I’m a little behind the curve on this one. Last week, a principal at an elementary school in Ann Arbor, Michigan, organized a black students-only field trip to see a black “rocket scientist.” In this racial climate, Mike Madison made an obvious mistake. He has plenty of excuses, though. From AnnArbor.com:

“In hindsight, this field trip could have been approached and arranged in a better way. But as I reflect upon the look of excitement, enthusiasm and energy that I saw in these children’s eyes as they stood in the presence of a renowned African American rocket scientist in a very successful position, it gave the kids an opportunity to see this type of achievement is possible for even them.

“It was not a wasted venture for I know one day they might want to aspire to be the first astronaut or scientist standing on the Planet Mars.

“The intent of our field trip was not to segregate or exclude students as has been reported, but rather to address the societal issues, roadblocks and challenges that our African American children will face as they pursue a successful academic education here in our community.”

Let’s give Madison the benefit of the doubt. The trip was part of the school’s Lunch Bunch program, for black students only. That explains why he thought nothing of organizing a black students-only trip. The question is, how did the school get away with the Lunch Bunch program for so long? Regardless, the program is no more.

If Mike Madison and school administrators wish to expose black children to high-achieving black professionals, they could accomplish the goal by encouraging black parents to take their children to see them, rather than conducting such trips under the auspices of the government. Or they can include all students, so that all students may benefit.

For the record, Michigan voters barred their government from granting preferences to and discriminating against individuals or groups based on skin color in 2006.

(Clip art licensed from the Clip Art Gallery on DiscoverySchool.com)

Will U.S. Department of Education Investigate Princeton?

I’ve blogged about one of Princeton University professor Thomas Epenshade’s studies several times. His research showed that his university discriminates against students of Asian descent. For instance, a black student with 1150s and a white student with 1460s had the same chance of admission as an Asian student with 1600s, top scores. (Do I really need to explain why this is discriminatory?)

What you probably don’t know is the U.S. Department of Education may end up investigating the claim. Someone filed a complaint with the office. The Chronicle of Higher Education reports that among the open cases in the agency’s Office for Civil Rights are bias allegations against Princeton, allegations that the College of William and Mary and the University of Virginia give too much weight to applicants’ race, and challenges to minority programs at Pepperdine University, the University of Missouri, the University of Wisconsin system, and others.

We know how the Obama administration views race-based decision-making. Two white students filed suit against the University of Texas at Austin (Fisher v. University of Texas), alleging racial discrimination in admissions. After losing in district court, the plaintiffs appealed to the 5th Circuit. Regardless of the outcome, either party may appeal to the U.S. Supreme Court. The court may refuse to hear the case or grant certiorari. The Obama administration submitted a brief in support of the side that wants to admit students based on skin color.

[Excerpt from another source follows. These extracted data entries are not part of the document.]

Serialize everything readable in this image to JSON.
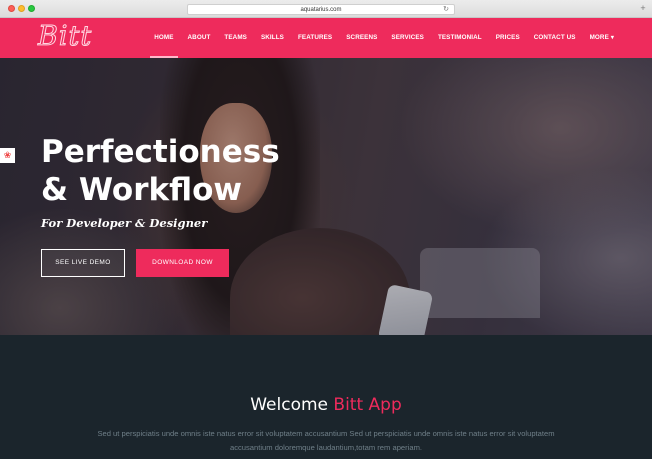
{
  "browser": {
    "url": "aquatarius.com"
  },
  "navbar": {
    "logo": "Bitt",
    "items": [
      {
        "label": "HOME",
        "active": true
      },
      {
        "label": "ABOUT"
      },
      {
        "label": "TEAMS"
      },
      {
        "label": "SKILLS"
      },
      {
        "label": "FEATURES"
      },
      {
        "label": "SCREENS"
      },
      {
        "label": "SERVICES"
      },
      {
        "label": "TESTIMONIAL"
      },
      {
        "label": "PRICES"
      },
      {
        "label": "CONTACT US"
      },
      {
        "label": "MORE"
      }
    ]
  },
  "hero": {
    "title_line1": "Perfectioness",
    "title_line2": "& Workflow",
    "subtitle": "For Developer & Designer",
    "demo_button": "SEE LIVE DEMO",
    "download_button": "DOWNLOAD NOW"
  },
  "welcome": {
    "title_main": "Welcome",
    "title_accent": "Bitt App",
    "text": "Sed ut perspiciatis unde omnis iste natus error sit voluptatem accusantium Sed ut perspiciatis unde omnis iste natus error sit voluptatem accusantium doloremque laudantium,totam rem aperiam."
  },
  "colors": {
    "accent": "#ee2b5c",
    "dark_section": "#1b252c"
  },
  "icons": {
    "widget": "color-wheel-icon",
    "more": "caret-down-icon"
  }
}
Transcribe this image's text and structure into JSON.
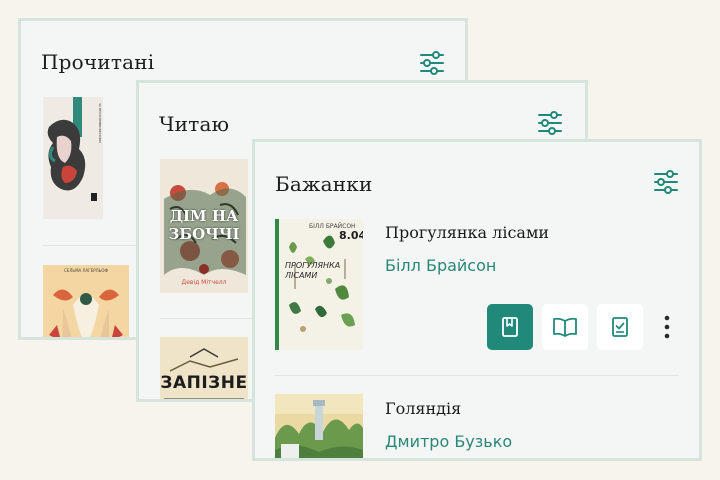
{
  "cards": {
    "read": {
      "title": "Прочитані",
      "book1_cover_text": "ЗА ПРОЗОРИМИ ВІКНАМИ",
      "book2_cover_text": "СЕЛЬМА ЛАГЕРЛЬОФ"
    },
    "reading": {
      "title": "Читаю",
      "book1_cover_title": "ДІМ НА ЗБОЧЧІ",
      "book1_cover_author": "Девід Мітчелл",
      "book2_cover_title": "ЗАПІЗНЕ"
    },
    "wishlist": {
      "title": "Бажанки",
      "books": [
        {
          "title": "Прогулянка лісами",
          "author": "Білл Брайсон",
          "cover_author": "БІЛЛ БРАЙСОН",
          "cover_title": "ПРОГУЛЯНКА ЛІСАМИ",
          "cover_number": "8.04"
        },
        {
          "title": "Голяндія",
          "author": "Дмитро Бузько"
        }
      ]
    }
  },
  "icons": {
    "filter": "sliders-icon",
    "want": "bookmark-icon",
    "reading": "open-book-icon",
    "done": "book-check-icon",
    "more": "more-vertical-icon"
  },
  "colors": {
    "accent": "#21897a",
    "author": "#2a8777",
    "card_bg": "#f3f6f4",
    "card_border": "#d5e4dc",
    "page_bg": "#f7f4ee"
  }
}
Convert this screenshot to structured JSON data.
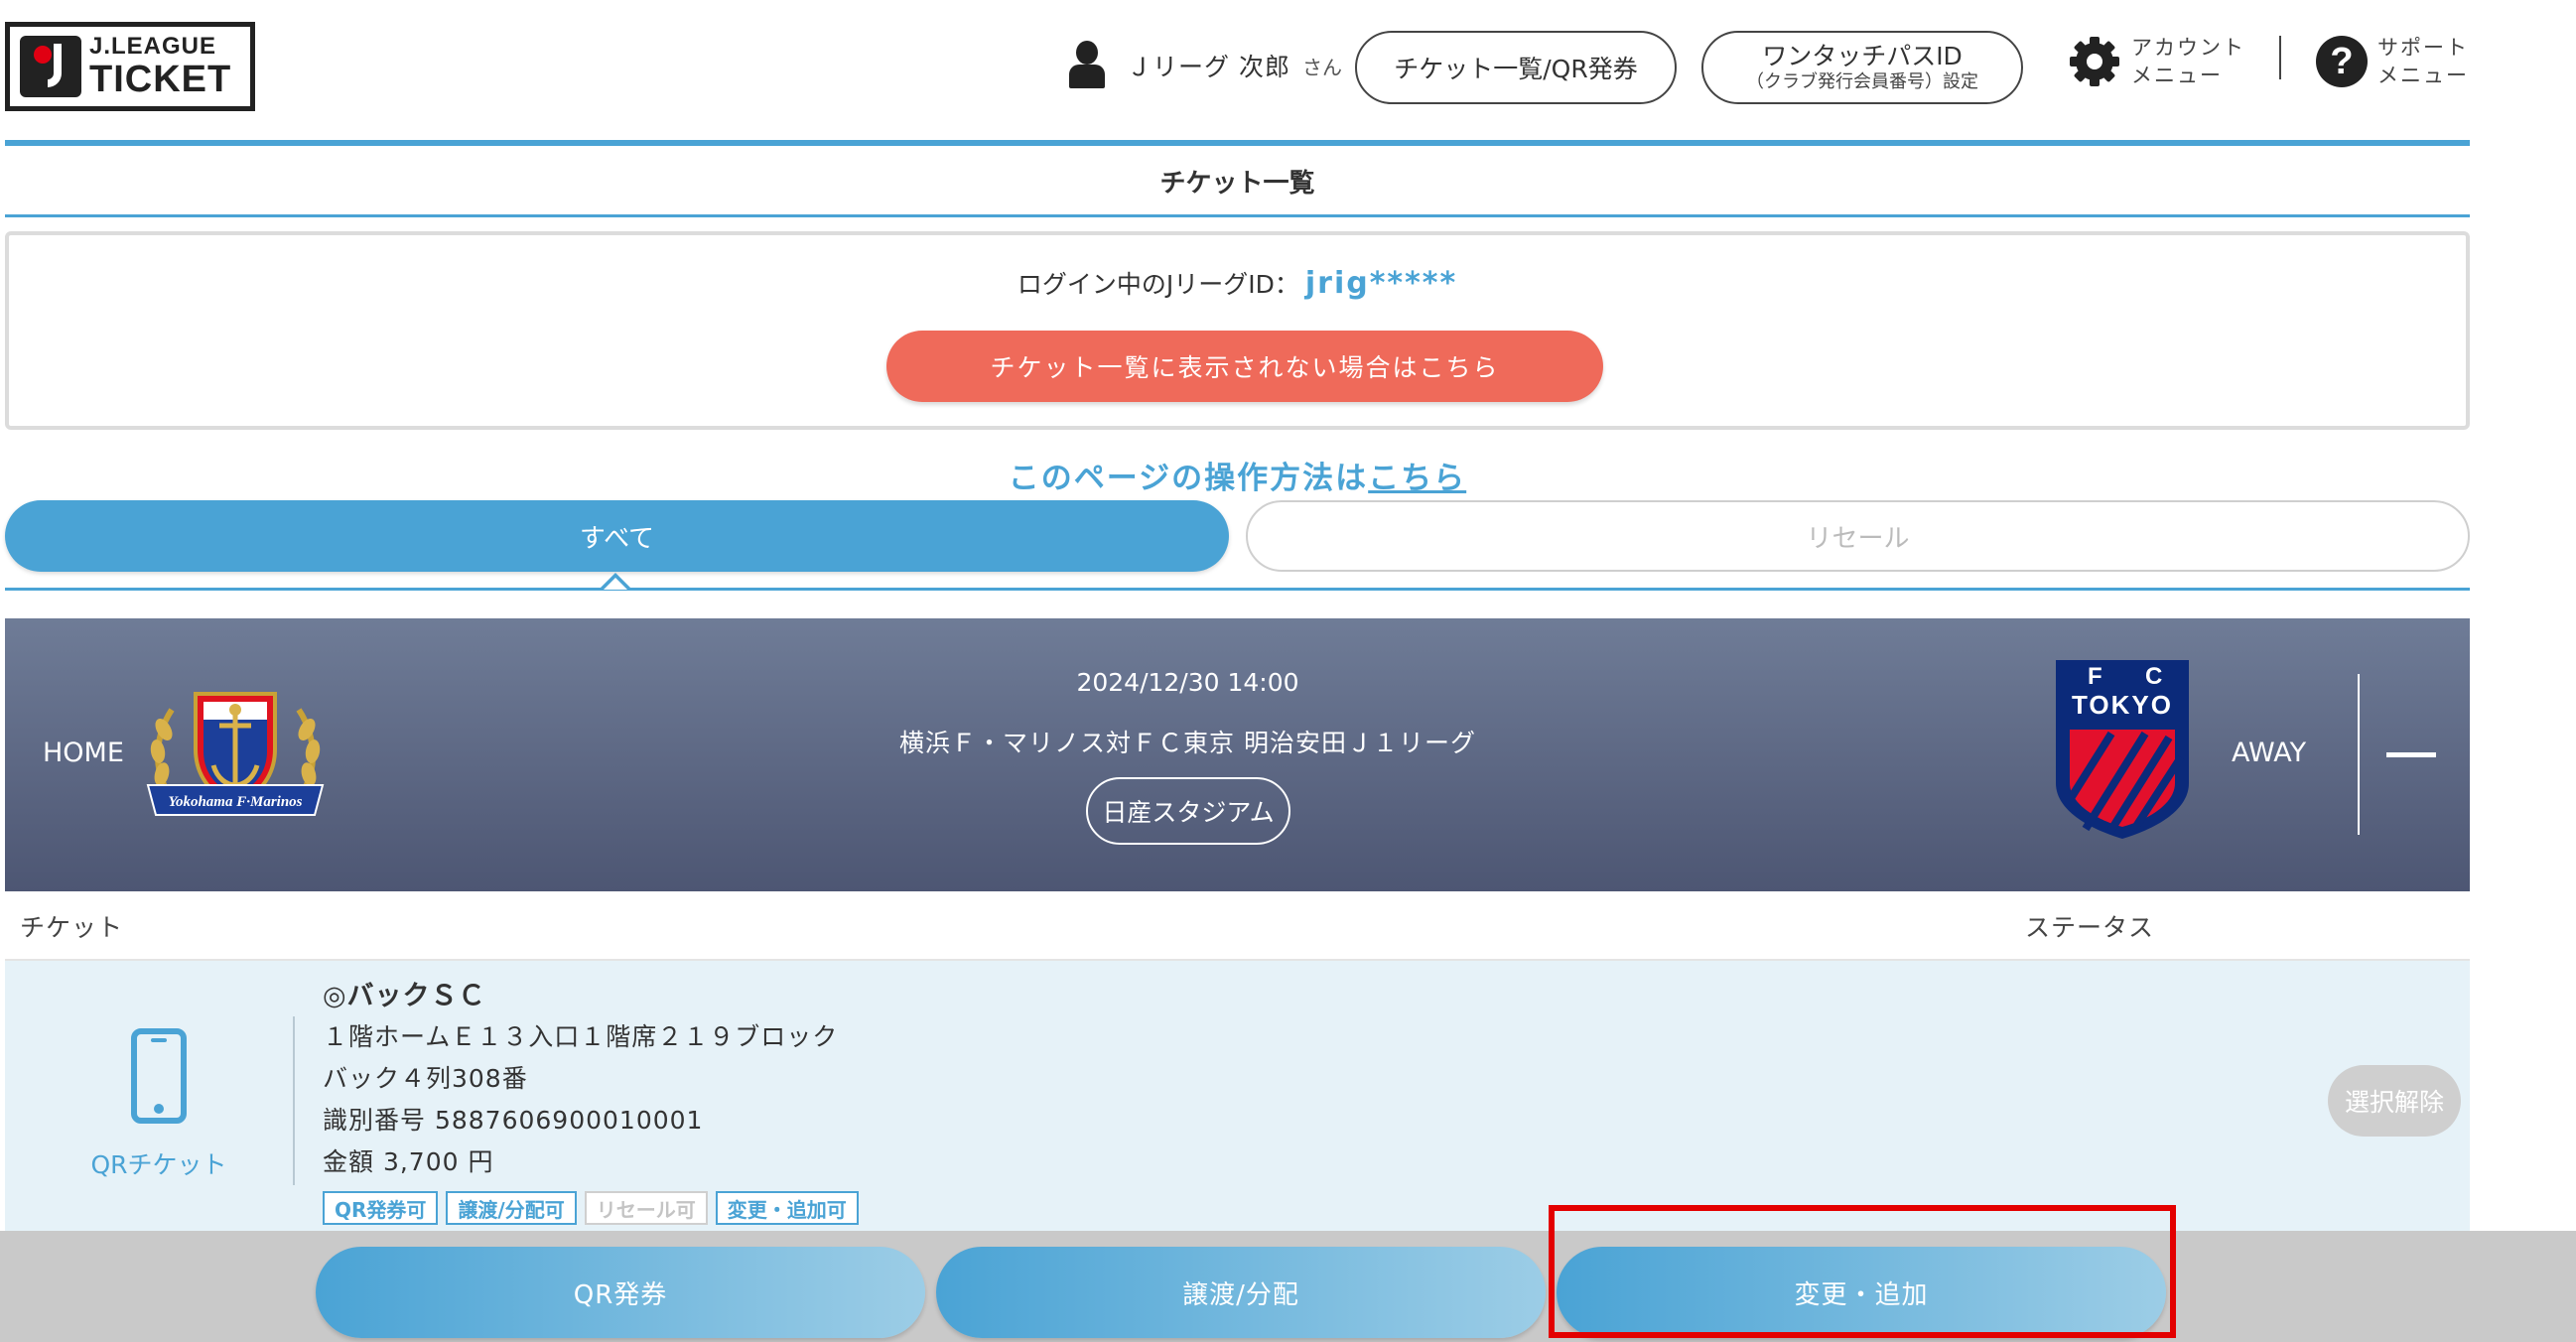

The irony is, UT’s actions are the kind the president’s Office for Civil Rights would investigate. The site reads:

“OCR enforces several Federal civil rights laws that prohibit discrimination in programs or activities that receive Federal funds from the Department of Education. These laws prohibit discrimination on the basis of race, color, and national origin, sex, disability, and on the basis of age.”

How can the administration support UT’s racial discrimination and uphold its duty to enforce federal civil rights laws?